Buffett’s Advice for the Average American

Warren Buffett, dubbed the greatest investor of all time by many, has long been known for his investment strategies that helped him become the second wealthiest man in the world, as well as head the 4th largest company in the world, Berkshire Hathaway.

Because of his enormous successes, Buffett is often looked to for advice of all kinds— what stocks to invest in, how to run a successful business, or even what to do during retirement. Most of the time, Buffett offers up advice freely, and it’s usually simple and helpful. 

This is the case when Buffett is asked what general advice he’d give to the average American— his response is simple enough, though his knowledge about the American economy and spending habits in general seems to give him some better insight.

Be Prepared

“My dad went to work… to find out the bank where he worked and held all our money had closed. He had no job and no money and no kids,” Buffett reflects.

You have to be prepared for unexpected situations, such as a layoff or even a death in the family, and try to have an emergency fund or some sort of back up plan in place.
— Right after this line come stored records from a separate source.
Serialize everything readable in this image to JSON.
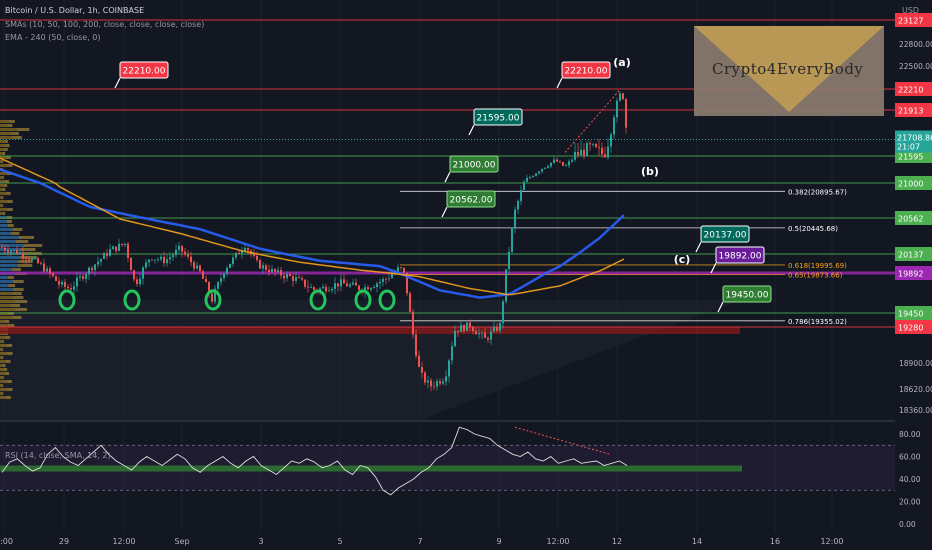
{
  "header": {
    "title": "Bitcoin / U.S. Dollar, 1h, COINBASE",
    "sma": "SMAs (10, 50, 100, 200, close, close, close, close)",
    "ema": "EMA - 240 (50, close, 0)",
    "rsi": "RSI (14, close, SMA, 14, 2)",
    "currency": "USD"
  },
  "logo": {
    "text": "Crypto4EveryBody"
  },
  "colors": {
    "background": "#131722",
    "up": "#26a69a",
    "down": "#ef5350",
    "sma_blue": "#2962ff",
    "ema_orange": "#f7a21b",
    "support": "#4caf50",
    "resistance": "#f23645",
    "fib": "#ffffff",
    "purple": "#9c27b0"
  },
  "chart_data": {
    "type": "candlestick",
    "x_ticks": [
      "2:00",
      "29",
      "12:00",
      "Sep",
      "3",
      "5",
      "7",
      "9",
      "12:00",
      "12",
      "14",
      "16",
      "12:00"
    ],
    "y_ticks": [
      23127,
      22800,
      22500,
      22210,
      21913,
      21595,
      21000,
      20562,
      20137,
      19892,
      19450,
      19280,
      18900,
      18620,
      18360
    ],
    "last_price": 21708.86,
    "countdown": "21:07",
    "horizontal_levels": [
      {
        "value": 23127,
        "kind": "resistance"
      },
      {
        "value": 22210,
        "kind": "resistance"
      },
      {
        "value": 21913,
        "kind": "resistance"
      },
      {
        "value": 21595,
        "kind": "support"
      },
      {
        "value": 21000,
        "kind": "support"
      },
      {
        "value": 20562,
        "kind": "support"
      },
      {
        "value": 20137,
        "kind": "support"
      },
      {
        "value": 19892,
        "kind": "purple"
      },
      {
        "value": 19450,
        "kind": "support"
      },
      {
        "value": 19280,
        "kind": "resistance"
      }
    ],
    "callouts": [
      {
        "text": "22210.00",
        "kind": "resistance"
      },
      {
        "text": "22210.00",
        "kind": "resistance"
      },
      {
        "text": "21595.00",
        "kind": "teal"
      },
      {
        "text": "21000.00",
        "kind": "support"
      },
      {
        "text": "20562.00",
        "kind": "support"
      },
      {
        "text": "20137.00",
        "kind": "teal"
      },
      {
        "text": "19892.00",
        "kind": "purple"
      },
      {
        "text": "19450.00",
        "kind": "support"
      }
    ],
    "fib_levels": [
      {
        "label": "0.382(20895.67)",
        "value": 20895.67
      },
      {
        "label": "0.5(20445.68)",
        "value": 20445.68
      },
      {
        "label": "0.618(19995.69)",
        "value": 19995.69
      },
      {
        "label": "0.65(19873.66)",
        "value": 19873.66
      },
      {
        "label": "0.786(19355.02)",
        "value": 19355.02
      }
    ],
    "wave_labels": [
      "(a)",
      "(b)",
      "(c)"
    ],
    "rsi": {
      "ticks": [
        80,
        60,
        40,
        20,
        0
      ],
      "upper": 70,
      "lower": 30,
      "series": [
        46,
        55,
        58,
        52,
        47,
        50,
        62,
        68,
        60,
        55,
        52,
        58,
        64,
        70,
        62,
        56,
        52,
        48,
        55,
        60,
        56,
        52,
        57,
        62,
        58,
        50,
        46,
        52,
        56,
        60,
        54,
        50,
        56,
        60,
        52,
        48,
        44,
        50,
        56,
        54,
        58,
        55,
        50,
        52,
        56,
        48,
        44,
        52,
        50,
        42,
        30,
        26,
        32,
        36,
        40,
        46,
        50,
        58,
        62,
        68,
        86,
        84,
        80,
        78,
        76,
        70,
        66,
        62,
        60,
        64,
        58,
        56,
        60,
        54,
        56,
        58,
        54,
        55,
        56,
        52,
        54,
        56,
        52
      ]
    }
  }
}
This will prevent you getting caught of guard and being put in a situation where you do not have the funds to live.

Don’t Have Debt

“Credit cards are poison. If you make a dollar, only spend 95 cents, not $1.05,” Buffett advises.
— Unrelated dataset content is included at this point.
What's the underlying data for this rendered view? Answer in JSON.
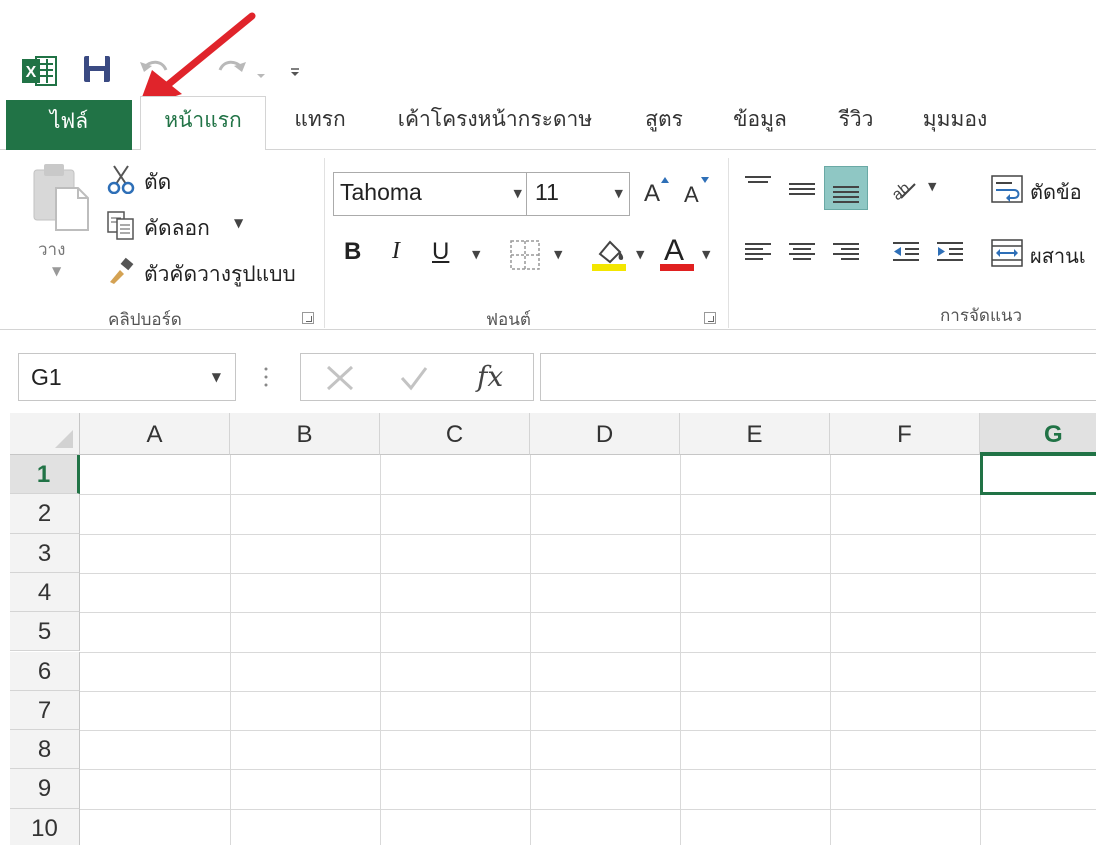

I’ll admit I struggle with this part as well— Buffett is famous for his frugal lifestyle, and you should follow in his footsteps. At the very least, be happy to live within your means and don’t try to “keep up” with anyone. Not having debt will help you build an emergency fund and prepare you for unforeseen circumstances.

Stay Ahead of the Game

“You should be ahead of the game all the time rather than behind it, as it is harder to work your way out of a hole. You want to play the game from strength, and you have to think ahead. People don’t always want to hear advice when things are going well,” Buffett warns.

Ultimately, you need to anticipate your own needs. For example; during the summer, I typically do well financially— I’m not in school, so I pick up some extra income and throw it in savings until winter starts to take its toll on me. But, I don’t go on huge spending sprees during the summer even if it seems like I’m doing really well, because I know that in the winter I’ll be happy to have some extra money to survive. By anticipating your own financial needs, you’re able to stay ahead of the game.